I was answering my wife's cellphone last night for her, and could identify that it was her parents calling from San Francisco because her Caller ID had the number listed as "Home." This made me laugh a little bit. My wife lives with me in Santa Barbara and her parents are 300+ miles North in the Bay Area. She hasn't lived with her parents for almost 10 years. Furthermore, growing up, she lived in a number of different locations for extended periods of time before ending up at this one house where her parents live now.
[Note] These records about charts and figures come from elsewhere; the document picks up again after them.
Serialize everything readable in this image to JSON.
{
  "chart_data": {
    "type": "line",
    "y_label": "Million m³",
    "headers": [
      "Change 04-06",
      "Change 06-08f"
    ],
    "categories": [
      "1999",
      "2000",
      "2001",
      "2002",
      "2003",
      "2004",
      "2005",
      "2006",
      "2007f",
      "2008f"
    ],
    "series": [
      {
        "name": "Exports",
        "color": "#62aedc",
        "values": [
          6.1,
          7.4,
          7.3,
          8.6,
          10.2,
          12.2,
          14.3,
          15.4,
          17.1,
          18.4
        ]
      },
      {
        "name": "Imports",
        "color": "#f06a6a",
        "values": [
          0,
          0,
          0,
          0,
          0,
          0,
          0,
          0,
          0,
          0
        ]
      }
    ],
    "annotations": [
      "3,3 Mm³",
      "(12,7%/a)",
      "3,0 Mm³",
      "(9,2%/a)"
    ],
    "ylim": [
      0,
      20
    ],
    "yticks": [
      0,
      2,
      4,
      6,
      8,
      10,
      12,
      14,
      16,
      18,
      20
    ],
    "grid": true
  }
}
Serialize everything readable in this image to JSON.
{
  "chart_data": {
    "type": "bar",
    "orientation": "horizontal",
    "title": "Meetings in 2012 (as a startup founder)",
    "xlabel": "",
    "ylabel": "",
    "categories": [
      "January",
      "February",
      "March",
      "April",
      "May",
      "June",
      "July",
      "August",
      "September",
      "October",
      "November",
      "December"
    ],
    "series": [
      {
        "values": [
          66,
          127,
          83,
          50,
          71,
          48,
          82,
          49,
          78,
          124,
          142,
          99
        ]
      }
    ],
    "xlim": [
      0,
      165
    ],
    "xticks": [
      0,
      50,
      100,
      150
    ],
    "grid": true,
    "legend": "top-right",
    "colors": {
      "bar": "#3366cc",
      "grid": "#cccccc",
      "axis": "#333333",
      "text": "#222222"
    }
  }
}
And I would surmise that should her parents move to some random farmhouse in Arkansas, for example, my wife would dutifully update the number in her phone, but would still leave the Caller ID notation as "Home."
With the advent of a variety of presence management and GPS related technologies, we are getting smarter at being able to find people we need to. As marketers, isolating individual customers to a particular place is an invaluable tool. Services such as Akamai allow online companies like mine to serve a gallery of different home pages that caters to the specific "wheres" of our customers. Change language on your site on the fly so that you refer to "y'all" in Tennessee and "You Guys" in New Jersey. Present customers with stock photography of models that are representative of their communities (anybody ever wonder why the weatherman in Miami is Hispanic, while the weatherman in Santa Barbara is whiter than Vanilla Ice in a snowstorm?). In a market where it is now expected that websites know you personally, this kind of customization is key.
That being said, we will soon need to get more philosophical with locations. Just as "Home" reflects way more than a specific set of geographic coordinates for my wife in her cell phone, one wonders if geo-marketing won't have to recalibrate itself to keep up with the times. More than ever, people are literally taking their geography with them, whether it be through a Vonage number that allows you to make calls from a Losa Angeles area code while you travel to Toronto, or an eFax number that lets you do the same with faxes and voicemail. IP addresses and cookies are quickly becoming the last vestiges of real location online, and with cookies going the way of the dodo (depending on who you believe), we could have even less real data to use to localize offers to our customers.
That's why it will be the marketer that figures out this geotagging thing who will eat all of our lunches when it comes to selling things on the Web in the coming years. And I don't mean just by letting customers know where YOU are. Get customers to find utility in telling you where THEY are at any given time and you will make bank. I don't know if anyone's hit this out of the ballpark get, but folks are getting closer every day.